Medienkompetenz – Spannender und aufschlussreicher Elternabend in unserer Schule

 

Unsere Schulelternratsvorsitzende, Frau Gronert, begrüßt die Baubiologin Dorothee Meyer (rechts) zum Vortrag.

 

Zweiter Medienkompetenz-Elternabend an der IGS Buchholz

Elektronische Medien sind sowohl in der Arbeitswelt als auch in der Freizeit zu unseren ständigen Begleitern geworden.
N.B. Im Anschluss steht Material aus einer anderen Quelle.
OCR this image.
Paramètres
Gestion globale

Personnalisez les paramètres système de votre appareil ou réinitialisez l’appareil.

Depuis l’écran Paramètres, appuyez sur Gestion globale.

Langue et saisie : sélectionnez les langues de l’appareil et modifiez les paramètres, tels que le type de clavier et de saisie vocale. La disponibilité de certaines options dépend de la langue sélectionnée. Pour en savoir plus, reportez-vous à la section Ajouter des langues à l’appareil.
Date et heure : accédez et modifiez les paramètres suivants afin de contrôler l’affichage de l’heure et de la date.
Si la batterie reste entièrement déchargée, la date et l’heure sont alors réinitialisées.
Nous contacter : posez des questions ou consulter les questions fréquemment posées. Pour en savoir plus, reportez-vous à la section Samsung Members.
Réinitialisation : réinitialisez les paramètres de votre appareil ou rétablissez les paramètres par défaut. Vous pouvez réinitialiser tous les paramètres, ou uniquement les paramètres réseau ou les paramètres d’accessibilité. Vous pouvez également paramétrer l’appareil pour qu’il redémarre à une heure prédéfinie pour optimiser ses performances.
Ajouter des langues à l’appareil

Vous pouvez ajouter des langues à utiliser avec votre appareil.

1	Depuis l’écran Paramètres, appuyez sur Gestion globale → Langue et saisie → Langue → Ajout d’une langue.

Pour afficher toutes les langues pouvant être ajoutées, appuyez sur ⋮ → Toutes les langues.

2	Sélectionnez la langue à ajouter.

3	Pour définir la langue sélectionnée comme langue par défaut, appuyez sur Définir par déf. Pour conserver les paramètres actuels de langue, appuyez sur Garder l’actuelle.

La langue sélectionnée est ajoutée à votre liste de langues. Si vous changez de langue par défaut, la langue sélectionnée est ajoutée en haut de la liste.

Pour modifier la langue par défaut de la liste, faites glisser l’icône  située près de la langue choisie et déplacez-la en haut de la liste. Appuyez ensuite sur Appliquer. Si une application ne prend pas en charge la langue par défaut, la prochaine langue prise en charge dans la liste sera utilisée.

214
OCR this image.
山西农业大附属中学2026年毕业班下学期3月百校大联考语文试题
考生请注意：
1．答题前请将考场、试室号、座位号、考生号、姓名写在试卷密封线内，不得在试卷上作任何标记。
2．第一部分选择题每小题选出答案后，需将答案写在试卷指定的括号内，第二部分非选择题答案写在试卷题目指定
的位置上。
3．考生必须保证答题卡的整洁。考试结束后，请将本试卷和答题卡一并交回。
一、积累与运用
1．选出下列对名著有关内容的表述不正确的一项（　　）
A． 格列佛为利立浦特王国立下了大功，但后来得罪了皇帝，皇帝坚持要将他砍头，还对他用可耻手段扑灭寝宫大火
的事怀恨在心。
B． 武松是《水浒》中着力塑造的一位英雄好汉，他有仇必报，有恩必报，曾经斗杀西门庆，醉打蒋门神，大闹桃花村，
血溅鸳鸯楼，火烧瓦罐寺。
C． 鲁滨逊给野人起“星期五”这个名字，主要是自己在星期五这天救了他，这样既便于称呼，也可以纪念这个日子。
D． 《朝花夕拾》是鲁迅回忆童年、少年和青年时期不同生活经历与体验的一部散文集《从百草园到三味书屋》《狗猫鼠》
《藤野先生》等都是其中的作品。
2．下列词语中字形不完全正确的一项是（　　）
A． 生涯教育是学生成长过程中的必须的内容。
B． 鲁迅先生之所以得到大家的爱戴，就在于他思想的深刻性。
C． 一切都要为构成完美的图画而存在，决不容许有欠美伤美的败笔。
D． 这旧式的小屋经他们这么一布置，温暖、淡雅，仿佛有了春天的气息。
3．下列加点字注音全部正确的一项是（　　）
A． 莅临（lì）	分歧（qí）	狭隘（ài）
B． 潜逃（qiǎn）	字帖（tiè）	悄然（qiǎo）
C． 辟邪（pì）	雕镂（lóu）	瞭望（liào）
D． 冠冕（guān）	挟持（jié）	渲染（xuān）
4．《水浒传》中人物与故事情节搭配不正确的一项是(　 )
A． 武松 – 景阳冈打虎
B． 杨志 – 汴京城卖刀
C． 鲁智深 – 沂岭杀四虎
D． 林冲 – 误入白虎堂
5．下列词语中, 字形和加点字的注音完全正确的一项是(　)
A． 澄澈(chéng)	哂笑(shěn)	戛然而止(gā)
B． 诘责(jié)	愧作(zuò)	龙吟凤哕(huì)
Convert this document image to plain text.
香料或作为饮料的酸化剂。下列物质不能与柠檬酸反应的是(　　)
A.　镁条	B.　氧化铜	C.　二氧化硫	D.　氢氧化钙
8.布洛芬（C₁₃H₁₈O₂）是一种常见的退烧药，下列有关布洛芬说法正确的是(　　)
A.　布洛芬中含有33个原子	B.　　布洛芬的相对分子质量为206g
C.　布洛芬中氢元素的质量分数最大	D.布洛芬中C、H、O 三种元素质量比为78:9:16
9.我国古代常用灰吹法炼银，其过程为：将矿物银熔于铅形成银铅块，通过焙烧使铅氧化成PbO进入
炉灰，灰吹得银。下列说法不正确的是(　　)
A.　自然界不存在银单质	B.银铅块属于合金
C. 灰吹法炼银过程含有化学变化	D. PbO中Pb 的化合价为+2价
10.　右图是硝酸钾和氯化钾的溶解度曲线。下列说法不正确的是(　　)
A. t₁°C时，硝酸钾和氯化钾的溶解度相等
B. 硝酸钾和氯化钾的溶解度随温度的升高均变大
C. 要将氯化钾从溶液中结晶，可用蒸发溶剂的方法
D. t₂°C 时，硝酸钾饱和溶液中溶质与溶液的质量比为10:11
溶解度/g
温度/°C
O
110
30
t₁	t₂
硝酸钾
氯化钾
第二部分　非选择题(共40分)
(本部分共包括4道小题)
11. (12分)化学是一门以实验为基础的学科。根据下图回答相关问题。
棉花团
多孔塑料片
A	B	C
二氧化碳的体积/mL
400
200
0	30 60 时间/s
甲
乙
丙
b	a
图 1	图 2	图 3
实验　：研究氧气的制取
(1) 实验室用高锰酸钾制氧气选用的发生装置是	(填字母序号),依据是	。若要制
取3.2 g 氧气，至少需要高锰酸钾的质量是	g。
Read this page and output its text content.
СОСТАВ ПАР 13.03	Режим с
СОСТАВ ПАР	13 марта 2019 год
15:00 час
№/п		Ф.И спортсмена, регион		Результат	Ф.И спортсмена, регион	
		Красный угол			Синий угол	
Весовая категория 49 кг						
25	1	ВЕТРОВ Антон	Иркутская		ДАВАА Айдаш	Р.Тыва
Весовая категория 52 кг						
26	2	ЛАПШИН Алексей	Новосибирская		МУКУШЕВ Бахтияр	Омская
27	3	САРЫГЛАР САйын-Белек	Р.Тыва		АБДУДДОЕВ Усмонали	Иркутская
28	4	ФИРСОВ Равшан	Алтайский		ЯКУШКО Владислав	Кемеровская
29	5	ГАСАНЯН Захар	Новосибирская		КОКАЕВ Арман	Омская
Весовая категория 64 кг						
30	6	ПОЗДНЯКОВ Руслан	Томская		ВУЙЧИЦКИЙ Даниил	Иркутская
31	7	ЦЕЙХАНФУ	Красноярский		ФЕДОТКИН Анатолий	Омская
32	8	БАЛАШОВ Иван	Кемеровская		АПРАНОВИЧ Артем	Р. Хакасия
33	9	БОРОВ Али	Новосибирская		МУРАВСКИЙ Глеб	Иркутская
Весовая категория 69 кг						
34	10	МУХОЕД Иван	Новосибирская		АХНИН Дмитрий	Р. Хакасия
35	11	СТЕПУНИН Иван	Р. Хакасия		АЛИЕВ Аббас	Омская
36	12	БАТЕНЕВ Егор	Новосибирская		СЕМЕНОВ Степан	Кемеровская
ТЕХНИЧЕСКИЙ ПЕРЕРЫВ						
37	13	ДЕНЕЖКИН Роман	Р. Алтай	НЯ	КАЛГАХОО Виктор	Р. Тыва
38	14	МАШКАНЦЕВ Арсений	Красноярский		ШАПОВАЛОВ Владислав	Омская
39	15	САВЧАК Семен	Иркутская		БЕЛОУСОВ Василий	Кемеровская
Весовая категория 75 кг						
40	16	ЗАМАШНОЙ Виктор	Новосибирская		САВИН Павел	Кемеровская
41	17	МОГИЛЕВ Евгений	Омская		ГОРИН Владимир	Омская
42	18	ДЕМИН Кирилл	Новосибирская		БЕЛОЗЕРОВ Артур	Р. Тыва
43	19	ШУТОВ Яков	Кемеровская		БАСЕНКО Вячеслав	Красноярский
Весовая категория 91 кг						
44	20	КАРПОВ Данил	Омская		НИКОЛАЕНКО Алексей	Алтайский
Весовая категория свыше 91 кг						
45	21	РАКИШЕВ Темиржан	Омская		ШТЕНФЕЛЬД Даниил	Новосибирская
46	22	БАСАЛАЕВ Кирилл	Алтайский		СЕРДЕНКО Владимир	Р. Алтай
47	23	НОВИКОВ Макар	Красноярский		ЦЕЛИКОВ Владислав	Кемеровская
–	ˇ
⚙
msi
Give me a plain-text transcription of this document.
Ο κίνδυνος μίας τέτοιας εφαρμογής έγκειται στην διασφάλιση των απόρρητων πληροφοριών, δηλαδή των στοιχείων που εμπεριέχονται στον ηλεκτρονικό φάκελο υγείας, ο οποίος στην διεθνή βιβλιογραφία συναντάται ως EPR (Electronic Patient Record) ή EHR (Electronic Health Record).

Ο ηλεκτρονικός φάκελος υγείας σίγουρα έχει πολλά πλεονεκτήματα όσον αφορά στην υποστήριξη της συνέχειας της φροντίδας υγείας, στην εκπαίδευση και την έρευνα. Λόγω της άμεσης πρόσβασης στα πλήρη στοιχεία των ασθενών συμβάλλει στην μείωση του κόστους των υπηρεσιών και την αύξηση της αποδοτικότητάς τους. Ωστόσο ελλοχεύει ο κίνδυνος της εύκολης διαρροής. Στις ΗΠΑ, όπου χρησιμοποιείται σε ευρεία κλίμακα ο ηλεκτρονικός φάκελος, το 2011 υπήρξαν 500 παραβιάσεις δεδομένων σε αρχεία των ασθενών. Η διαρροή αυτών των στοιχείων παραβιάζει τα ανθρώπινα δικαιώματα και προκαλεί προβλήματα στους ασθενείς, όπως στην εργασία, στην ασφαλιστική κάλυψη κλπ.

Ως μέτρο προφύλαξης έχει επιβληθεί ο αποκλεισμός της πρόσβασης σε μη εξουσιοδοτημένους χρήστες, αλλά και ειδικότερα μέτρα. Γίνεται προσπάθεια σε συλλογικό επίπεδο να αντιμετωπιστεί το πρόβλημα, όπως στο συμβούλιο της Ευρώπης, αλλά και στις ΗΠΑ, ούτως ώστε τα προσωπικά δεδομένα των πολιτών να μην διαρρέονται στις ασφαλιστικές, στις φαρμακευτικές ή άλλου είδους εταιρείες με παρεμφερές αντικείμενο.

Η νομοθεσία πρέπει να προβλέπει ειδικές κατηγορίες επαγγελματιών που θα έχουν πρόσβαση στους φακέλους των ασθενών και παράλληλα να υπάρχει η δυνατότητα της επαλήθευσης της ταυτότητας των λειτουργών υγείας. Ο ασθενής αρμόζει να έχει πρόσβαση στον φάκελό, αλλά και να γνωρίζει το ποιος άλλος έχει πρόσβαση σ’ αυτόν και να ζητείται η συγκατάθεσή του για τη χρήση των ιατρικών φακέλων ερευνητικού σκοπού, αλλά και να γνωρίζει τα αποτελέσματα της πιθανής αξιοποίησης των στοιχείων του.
Auch in der Schule spielen sie eine immer größer werdende Rolle. Der Schulelternrat der IGS Buchholz hat daher die Informationsreihe „Medienkompetenz – Chancen und Risiken“ ins Leben gerufen, im Rahmen derer am Donnerstag, dem 22.8.2013 der zweite Elternabend stattfand.

Angeboten wurden in dieser fast dreistündigen Abendveranstaltung, unterbrochen von einer Erfrischungspause, kostenfrei zwei verschiedene Vorträge. Den Anfang machte die Baubiologin Dorothee Meyer, die zu dem Thema „Handys, WLan und Co – wirklich (k)eine Gefahr für unsere Kinder?“ referierte und für die Elternschaft zahlreiche Tipps für einen verantwortungsvollen Umgang ihrer Kinder mit elektronischen Medien bereithielt.  

Als zweiter externer Gast sprach der Sozialpädagoge Moritz Becker zum Thema „Spuren im Netz“. Dabei lag der Schwerpunkt seines Vortrags nicht darauf, das Internet, soziale Netzwerke („Eine Blamage bei Facebook ist eine Blamage im Leben“) und Communities zu verteufeln und vor ihnen zu warnen, sondern er regte die Eltern immer wieder dazu an, sich mit ihren Kindern auseinanderzusetzen und in möglichst offener Atmosphäre die Nutzung des Internets immer wieder zu thematisieren. Nicht Tabuisieren und Verbieten sollten dabei das Handeln der Eltern leiten, sondern Erwachsene sollten ihren Kindern Orientierung und Halt geben. 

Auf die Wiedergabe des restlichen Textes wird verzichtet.